In corporate communications and public affairs, we often look at clever political campaigns and admire their ability to utilise the web to build support from the ground up and – sometimes – drive public opinion.
One mistake we often make at this point however is to gush at the ability of these campaigns to build communities of support on social networks, assuming this represents the silver bullet.
Providing material and engaging on social networks, if done well, can no doubt help position a person or entity, galvanise existing supporters and reach new ones.
But in top-tier political campaigning, social media is more powerful not for its role in community building, but as a source of data. Using social data to scrutinise audiences can allow political campaigns to micro-target based on very specific touch-points shared by small segments of people. The online outreach tool of choice at this stage is then often email, as it is a 1-on-1 channel and can be entirely tailored, unlike social networks, which still ultimately rely on “spray and pray” of single broader messages, with the added bonus of dialogue.

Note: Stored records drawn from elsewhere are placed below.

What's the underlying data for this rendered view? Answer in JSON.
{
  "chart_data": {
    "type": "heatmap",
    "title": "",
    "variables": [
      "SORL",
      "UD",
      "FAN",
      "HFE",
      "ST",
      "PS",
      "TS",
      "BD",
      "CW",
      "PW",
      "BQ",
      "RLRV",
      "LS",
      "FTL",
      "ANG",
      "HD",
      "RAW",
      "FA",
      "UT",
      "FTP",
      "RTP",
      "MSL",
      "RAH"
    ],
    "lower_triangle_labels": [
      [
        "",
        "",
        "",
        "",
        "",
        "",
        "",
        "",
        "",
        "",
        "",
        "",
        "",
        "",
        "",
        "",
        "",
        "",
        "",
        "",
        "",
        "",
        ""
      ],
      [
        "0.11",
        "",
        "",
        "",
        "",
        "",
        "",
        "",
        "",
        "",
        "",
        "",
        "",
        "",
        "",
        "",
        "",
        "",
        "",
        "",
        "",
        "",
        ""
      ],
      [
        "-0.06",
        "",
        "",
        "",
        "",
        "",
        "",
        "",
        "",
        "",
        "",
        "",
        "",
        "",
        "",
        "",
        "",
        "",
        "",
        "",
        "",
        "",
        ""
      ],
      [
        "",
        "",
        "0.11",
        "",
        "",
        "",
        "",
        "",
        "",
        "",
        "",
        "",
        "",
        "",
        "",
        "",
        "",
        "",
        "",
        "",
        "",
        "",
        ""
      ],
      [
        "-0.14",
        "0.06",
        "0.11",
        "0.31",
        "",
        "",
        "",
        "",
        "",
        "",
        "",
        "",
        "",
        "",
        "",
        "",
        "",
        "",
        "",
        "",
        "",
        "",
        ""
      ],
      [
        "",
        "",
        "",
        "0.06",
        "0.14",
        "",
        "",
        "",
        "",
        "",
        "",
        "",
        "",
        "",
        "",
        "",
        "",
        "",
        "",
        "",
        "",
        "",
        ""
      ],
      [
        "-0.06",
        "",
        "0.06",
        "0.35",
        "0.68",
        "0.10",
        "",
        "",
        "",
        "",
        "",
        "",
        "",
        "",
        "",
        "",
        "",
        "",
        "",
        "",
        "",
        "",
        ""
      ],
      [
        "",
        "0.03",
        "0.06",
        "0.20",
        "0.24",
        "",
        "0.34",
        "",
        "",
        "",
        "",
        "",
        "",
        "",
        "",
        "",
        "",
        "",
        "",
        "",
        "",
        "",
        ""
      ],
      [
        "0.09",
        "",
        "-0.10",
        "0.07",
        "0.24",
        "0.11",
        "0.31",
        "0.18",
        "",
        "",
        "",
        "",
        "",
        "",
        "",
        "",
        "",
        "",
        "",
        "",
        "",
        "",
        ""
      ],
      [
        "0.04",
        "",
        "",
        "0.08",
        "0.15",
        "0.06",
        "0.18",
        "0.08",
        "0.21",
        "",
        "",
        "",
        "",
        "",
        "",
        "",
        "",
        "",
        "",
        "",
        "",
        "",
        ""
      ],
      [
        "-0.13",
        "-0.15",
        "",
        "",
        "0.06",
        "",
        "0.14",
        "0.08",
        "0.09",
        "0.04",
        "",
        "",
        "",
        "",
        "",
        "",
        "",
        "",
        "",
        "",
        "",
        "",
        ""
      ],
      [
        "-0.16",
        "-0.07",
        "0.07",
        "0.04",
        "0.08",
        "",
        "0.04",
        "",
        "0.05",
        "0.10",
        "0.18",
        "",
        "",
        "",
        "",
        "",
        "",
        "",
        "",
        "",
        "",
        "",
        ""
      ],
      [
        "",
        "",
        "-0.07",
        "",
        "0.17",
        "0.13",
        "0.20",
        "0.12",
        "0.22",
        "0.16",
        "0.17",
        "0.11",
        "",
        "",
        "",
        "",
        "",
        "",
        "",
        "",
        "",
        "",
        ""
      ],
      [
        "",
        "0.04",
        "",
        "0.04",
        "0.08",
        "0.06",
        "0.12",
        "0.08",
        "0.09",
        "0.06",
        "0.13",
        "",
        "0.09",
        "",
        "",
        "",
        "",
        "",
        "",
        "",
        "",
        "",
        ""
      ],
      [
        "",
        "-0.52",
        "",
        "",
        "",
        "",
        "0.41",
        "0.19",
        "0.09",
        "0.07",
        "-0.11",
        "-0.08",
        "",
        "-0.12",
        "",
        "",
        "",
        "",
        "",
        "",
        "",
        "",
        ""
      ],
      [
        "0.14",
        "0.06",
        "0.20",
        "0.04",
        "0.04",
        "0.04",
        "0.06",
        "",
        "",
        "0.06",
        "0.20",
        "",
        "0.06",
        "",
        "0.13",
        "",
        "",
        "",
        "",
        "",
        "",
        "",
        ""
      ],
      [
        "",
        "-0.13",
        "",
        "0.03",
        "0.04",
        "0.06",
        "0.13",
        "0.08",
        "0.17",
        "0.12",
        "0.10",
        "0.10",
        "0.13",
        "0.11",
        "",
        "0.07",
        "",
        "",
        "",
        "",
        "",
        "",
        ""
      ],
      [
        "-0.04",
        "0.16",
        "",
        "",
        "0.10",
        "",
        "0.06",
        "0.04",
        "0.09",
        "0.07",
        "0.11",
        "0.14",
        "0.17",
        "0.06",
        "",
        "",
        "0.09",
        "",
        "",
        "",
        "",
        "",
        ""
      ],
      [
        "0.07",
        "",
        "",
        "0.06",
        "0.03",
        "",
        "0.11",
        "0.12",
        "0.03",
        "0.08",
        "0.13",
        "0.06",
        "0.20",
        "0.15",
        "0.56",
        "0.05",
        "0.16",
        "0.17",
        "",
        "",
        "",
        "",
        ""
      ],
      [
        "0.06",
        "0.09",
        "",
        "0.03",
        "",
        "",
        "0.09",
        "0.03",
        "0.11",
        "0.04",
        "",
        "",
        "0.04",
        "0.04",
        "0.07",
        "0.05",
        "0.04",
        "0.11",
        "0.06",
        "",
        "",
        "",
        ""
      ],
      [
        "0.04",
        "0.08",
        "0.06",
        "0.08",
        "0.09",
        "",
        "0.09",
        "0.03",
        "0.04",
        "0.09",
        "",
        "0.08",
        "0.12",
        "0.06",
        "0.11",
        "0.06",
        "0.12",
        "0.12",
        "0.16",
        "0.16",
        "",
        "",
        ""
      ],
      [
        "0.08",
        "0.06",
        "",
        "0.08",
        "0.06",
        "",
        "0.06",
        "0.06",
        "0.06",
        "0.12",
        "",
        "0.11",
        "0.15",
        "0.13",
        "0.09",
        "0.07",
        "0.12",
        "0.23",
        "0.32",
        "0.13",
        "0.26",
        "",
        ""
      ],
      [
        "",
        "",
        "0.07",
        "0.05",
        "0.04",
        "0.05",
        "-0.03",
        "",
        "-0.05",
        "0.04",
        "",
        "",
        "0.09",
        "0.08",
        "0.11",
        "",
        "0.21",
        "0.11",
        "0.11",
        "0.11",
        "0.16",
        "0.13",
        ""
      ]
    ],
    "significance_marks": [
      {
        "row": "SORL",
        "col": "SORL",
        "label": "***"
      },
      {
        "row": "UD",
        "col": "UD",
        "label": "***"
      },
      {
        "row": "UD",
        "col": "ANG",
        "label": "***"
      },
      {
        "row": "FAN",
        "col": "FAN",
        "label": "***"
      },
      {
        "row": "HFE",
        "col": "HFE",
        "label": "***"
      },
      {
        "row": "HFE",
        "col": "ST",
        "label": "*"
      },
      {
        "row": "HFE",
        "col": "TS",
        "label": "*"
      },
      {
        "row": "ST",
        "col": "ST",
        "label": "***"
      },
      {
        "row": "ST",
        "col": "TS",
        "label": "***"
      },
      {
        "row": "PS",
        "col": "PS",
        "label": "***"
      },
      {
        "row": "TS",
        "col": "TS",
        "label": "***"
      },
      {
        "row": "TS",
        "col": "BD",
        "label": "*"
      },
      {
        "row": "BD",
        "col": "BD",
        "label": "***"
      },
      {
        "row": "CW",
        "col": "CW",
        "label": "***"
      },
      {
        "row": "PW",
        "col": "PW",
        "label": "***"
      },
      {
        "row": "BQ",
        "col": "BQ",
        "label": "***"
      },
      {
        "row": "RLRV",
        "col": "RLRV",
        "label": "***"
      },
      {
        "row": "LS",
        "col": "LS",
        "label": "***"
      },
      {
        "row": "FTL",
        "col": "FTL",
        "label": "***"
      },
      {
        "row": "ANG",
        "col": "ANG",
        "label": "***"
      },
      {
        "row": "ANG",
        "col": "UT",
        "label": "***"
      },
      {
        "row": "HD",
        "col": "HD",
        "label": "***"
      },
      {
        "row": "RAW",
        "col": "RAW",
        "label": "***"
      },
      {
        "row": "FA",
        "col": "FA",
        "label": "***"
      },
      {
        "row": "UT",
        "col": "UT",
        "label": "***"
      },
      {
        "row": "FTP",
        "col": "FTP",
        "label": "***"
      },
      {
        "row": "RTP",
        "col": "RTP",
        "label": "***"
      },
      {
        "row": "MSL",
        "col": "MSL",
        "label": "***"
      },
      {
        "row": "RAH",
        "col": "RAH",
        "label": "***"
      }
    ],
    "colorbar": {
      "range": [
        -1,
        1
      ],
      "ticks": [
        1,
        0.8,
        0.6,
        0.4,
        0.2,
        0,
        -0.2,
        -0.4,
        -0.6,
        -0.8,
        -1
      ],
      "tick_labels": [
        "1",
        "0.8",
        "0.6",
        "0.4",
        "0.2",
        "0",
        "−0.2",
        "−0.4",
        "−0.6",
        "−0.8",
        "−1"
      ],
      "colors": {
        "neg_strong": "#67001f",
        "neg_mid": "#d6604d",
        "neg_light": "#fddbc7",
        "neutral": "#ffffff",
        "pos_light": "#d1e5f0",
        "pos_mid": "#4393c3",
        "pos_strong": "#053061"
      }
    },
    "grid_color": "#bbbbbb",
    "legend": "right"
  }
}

Communicators looking to segment and micro-target to this extent face challenges: micro-targeting is complex and expensive and thus beyond the means of most, years of neglect and data protection laws mean we often have poor email lists, and moreover, it’s difficult to match email addresses and social data – it is frequently a manual and inaccurate exercise.
But the lessons remain evident: email is still very useful, an email database can be a very valuable asset, and social should be harnessed as a source of data as well for building community.